Dün canının börek istediğini söyledi. Canının birşey istemesi ayda yılda bir olur. Ama evde yufka olmadığı için bende hadi beraber poğoça yapalım dedim. Tabi yine çok eğlendik. Doğrusu bundan sonra Defne ile etkinlik yapmayı hiç düşünmeyeceğim. Biz yemek yaparken çok eğleniyoruz. Minik kuş benimle birlikte poğoçaları yaptı resimde görülen o minik minik yamuk yumuk şeyler Defne'nin poğoçları. Sonra yumurtlarını sürdü. Sürerken poğoçaların şekli daha bir kaydı. Fırına koyunca da geçti başına pişene kadar bekledi. Tabi sonra ondan çok ben afiyetle yedim.

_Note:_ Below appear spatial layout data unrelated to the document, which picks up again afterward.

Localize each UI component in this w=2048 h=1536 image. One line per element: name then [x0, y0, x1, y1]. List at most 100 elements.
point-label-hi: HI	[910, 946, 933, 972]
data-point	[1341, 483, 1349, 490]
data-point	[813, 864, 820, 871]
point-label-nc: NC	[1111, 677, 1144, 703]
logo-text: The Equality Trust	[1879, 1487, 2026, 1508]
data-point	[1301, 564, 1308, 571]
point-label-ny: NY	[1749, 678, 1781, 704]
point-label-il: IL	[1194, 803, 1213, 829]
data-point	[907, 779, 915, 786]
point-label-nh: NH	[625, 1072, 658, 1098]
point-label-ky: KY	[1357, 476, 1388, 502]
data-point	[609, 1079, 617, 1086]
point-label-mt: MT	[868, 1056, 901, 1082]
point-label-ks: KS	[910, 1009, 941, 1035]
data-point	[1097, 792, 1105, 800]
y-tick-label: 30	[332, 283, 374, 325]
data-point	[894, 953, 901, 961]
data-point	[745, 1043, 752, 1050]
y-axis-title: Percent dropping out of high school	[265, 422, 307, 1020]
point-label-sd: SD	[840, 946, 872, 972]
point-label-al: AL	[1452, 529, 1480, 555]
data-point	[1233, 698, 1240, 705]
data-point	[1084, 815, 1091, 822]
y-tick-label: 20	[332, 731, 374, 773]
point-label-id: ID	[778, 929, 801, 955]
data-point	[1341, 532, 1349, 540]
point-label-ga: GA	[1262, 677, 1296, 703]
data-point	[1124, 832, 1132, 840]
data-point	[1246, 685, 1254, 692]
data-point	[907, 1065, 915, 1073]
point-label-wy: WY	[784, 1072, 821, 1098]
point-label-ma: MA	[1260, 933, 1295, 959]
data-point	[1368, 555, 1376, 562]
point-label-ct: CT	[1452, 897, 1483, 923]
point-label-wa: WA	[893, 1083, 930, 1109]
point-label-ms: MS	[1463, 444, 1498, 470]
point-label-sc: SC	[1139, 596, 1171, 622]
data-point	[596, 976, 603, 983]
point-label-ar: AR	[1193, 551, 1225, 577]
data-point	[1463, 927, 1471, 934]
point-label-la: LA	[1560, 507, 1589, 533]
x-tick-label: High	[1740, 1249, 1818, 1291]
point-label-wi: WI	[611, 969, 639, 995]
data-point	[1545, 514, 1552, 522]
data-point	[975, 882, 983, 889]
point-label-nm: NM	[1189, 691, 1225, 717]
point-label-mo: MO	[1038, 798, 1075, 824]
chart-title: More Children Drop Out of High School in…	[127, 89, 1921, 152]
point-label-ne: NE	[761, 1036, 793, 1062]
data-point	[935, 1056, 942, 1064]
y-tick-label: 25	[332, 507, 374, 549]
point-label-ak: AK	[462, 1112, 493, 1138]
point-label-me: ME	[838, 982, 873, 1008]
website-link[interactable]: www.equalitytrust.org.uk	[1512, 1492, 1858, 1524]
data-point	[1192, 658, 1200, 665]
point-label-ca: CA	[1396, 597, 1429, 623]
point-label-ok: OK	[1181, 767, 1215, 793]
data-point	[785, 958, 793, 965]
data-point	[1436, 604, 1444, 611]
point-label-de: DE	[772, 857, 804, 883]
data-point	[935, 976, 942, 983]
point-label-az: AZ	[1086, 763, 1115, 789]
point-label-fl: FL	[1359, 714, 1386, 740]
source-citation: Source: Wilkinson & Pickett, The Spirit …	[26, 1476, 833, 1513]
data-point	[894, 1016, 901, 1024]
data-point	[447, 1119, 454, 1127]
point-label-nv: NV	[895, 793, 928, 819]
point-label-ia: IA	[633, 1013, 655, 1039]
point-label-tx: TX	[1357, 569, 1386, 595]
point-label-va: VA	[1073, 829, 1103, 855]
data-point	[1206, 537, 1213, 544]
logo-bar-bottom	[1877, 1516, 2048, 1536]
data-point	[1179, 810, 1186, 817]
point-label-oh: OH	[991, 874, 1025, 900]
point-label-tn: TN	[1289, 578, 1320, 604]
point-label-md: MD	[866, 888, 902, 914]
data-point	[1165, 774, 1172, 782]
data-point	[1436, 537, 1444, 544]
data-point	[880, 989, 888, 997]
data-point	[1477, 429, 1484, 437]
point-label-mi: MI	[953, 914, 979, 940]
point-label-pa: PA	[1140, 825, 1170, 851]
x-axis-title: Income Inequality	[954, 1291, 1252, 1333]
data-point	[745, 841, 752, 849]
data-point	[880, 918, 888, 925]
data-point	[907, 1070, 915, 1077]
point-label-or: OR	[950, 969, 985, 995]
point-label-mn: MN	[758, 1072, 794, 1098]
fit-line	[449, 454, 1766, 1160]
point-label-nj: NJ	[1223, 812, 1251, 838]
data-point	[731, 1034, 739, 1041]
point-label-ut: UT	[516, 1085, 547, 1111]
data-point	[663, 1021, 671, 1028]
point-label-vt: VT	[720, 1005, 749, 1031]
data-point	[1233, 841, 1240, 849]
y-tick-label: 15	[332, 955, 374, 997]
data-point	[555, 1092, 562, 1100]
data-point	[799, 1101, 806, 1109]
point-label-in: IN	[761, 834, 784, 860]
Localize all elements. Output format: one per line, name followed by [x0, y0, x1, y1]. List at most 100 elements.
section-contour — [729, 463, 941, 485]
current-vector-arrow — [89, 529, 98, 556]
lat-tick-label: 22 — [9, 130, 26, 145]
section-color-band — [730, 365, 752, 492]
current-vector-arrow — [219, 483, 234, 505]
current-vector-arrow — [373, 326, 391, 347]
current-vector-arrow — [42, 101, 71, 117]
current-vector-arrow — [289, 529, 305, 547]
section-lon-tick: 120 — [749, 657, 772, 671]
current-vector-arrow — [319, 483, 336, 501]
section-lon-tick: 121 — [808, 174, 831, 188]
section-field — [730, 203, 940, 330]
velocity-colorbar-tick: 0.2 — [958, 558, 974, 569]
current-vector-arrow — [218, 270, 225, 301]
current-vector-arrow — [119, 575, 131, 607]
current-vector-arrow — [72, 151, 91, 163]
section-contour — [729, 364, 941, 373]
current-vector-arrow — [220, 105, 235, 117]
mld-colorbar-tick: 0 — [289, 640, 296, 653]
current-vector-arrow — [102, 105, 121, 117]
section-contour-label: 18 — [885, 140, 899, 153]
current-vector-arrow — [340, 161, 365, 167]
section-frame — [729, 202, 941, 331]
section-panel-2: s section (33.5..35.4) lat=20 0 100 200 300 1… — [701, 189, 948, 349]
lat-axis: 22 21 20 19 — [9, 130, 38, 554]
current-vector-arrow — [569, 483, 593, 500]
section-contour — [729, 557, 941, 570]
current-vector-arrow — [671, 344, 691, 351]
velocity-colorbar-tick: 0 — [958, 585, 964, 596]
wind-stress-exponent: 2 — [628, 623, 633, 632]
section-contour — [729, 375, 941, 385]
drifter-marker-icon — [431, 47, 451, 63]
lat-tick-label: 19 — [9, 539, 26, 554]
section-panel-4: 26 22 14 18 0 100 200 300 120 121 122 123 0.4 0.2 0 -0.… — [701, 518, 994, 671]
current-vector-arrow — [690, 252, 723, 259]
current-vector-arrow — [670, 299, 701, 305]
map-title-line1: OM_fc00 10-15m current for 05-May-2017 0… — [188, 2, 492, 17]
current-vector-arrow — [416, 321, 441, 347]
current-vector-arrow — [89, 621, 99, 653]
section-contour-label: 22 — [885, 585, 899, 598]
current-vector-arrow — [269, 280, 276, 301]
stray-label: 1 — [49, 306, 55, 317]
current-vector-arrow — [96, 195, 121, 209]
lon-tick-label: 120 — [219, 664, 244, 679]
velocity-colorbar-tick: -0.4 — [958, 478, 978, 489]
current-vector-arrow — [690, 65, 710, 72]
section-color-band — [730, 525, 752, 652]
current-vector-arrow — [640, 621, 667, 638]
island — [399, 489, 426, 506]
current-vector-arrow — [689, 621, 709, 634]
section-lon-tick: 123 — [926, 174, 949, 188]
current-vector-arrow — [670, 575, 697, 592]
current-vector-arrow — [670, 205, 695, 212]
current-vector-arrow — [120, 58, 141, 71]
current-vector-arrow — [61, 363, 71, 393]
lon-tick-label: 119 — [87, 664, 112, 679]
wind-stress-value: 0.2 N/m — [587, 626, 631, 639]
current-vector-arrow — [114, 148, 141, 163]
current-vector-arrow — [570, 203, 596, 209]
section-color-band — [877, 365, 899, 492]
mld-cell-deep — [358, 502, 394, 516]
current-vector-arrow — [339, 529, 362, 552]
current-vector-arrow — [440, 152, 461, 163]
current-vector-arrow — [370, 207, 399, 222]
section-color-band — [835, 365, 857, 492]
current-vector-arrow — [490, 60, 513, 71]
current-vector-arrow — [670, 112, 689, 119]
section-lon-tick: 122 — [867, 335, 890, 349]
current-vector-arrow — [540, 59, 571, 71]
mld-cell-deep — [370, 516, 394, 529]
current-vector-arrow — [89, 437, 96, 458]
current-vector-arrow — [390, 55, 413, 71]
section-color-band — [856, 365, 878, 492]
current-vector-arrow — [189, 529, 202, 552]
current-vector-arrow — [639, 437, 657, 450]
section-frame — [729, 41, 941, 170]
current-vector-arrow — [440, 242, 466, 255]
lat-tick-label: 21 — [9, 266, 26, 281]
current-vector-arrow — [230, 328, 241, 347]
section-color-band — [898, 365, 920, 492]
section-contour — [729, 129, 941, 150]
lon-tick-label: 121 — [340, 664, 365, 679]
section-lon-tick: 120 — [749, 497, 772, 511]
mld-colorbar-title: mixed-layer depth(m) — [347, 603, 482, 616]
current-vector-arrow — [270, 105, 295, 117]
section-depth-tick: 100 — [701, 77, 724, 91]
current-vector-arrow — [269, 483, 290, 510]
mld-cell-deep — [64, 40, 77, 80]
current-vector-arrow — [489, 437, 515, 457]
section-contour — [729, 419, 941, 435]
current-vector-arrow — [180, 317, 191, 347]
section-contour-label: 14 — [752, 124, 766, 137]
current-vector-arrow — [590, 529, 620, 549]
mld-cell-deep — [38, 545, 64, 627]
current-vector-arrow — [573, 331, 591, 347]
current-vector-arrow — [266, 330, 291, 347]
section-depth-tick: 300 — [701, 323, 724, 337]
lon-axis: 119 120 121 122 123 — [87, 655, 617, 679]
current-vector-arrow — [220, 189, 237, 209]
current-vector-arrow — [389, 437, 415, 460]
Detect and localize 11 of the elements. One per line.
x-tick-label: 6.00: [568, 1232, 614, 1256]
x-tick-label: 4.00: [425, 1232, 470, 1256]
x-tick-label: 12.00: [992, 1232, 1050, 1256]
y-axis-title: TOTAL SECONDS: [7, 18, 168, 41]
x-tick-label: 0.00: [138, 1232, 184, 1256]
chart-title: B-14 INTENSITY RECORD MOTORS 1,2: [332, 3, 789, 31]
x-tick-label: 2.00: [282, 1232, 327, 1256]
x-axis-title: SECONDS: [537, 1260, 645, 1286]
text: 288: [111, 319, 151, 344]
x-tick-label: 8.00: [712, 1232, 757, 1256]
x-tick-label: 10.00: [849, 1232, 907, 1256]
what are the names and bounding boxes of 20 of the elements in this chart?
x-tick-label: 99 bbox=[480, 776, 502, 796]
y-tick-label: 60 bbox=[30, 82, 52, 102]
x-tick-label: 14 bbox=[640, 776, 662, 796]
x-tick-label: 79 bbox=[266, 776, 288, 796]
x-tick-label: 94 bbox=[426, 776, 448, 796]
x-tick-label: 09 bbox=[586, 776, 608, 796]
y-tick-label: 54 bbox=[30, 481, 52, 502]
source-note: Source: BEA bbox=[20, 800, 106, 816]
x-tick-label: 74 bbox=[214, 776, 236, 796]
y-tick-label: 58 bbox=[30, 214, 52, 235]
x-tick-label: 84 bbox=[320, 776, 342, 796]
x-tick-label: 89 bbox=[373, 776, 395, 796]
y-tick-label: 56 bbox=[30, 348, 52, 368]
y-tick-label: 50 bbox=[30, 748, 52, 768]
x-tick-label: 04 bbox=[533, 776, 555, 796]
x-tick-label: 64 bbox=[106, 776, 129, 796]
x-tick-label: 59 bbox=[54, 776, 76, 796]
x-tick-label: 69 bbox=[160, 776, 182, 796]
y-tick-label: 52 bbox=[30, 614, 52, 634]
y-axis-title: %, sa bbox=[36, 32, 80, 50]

Benim hamarat kızım sadece yemekte yardım etmiyor tabiki ev silerken de eline viledayı alıp kendi odasını siliyor. tabi ben de arksından birdaha siliyorum.
Bu Su içindeki yumurta ise bizim cam kenarına konan kuşların yumurtası malesef yavru çıkmadı. Defne'de sulu boya yaparken suyun içine attı daha sonra da başka başka şeyler atarak hangisi batar hangisi yüzer diye kendi kendine bir nevi deney yapmış oldu.
Bu ara en çok oynadığımız oyuncağımız ise bu ahşap bloklar. Çok yönlü bir oyuncak her yaşa uygun. Daha çok babamız oynuyorda :)) Kızçede babasından fırsat kalınca kuleler, tırtıllar, oyuncaklarına koltuklar, yatklar, hastaneler, parklar... yapıyor. Oyuncağın en kötü yanı halının üzerinde basacak yer kalmaması.
Bu balonlar ise Defne'ni yeni resim defterleri. Bütün balonları şişirtip resim yapıyor. Biri elinde patlayacak diye ödüm kopuyor.
Dedim ya iyiyiz işte bana eskisi kadar seni istemiyorum ya da sevmiyorum demiyor. Aksine dün poğça yaparken bonuma sarıldı ve "seni okaday çok seviyoyum" dedi.
Böyle işte bir yandan kendi küçük yuvamızda küçük şeylerle mutlu olmaya çalışırken , birileri geliyor ve bu kişileri hiç tanımıyorsunuz bunlar bu küçük mutluluklarımızı elinizden almaya çalışıyor. Nasıl bir adalet nasıl bir dünya burası.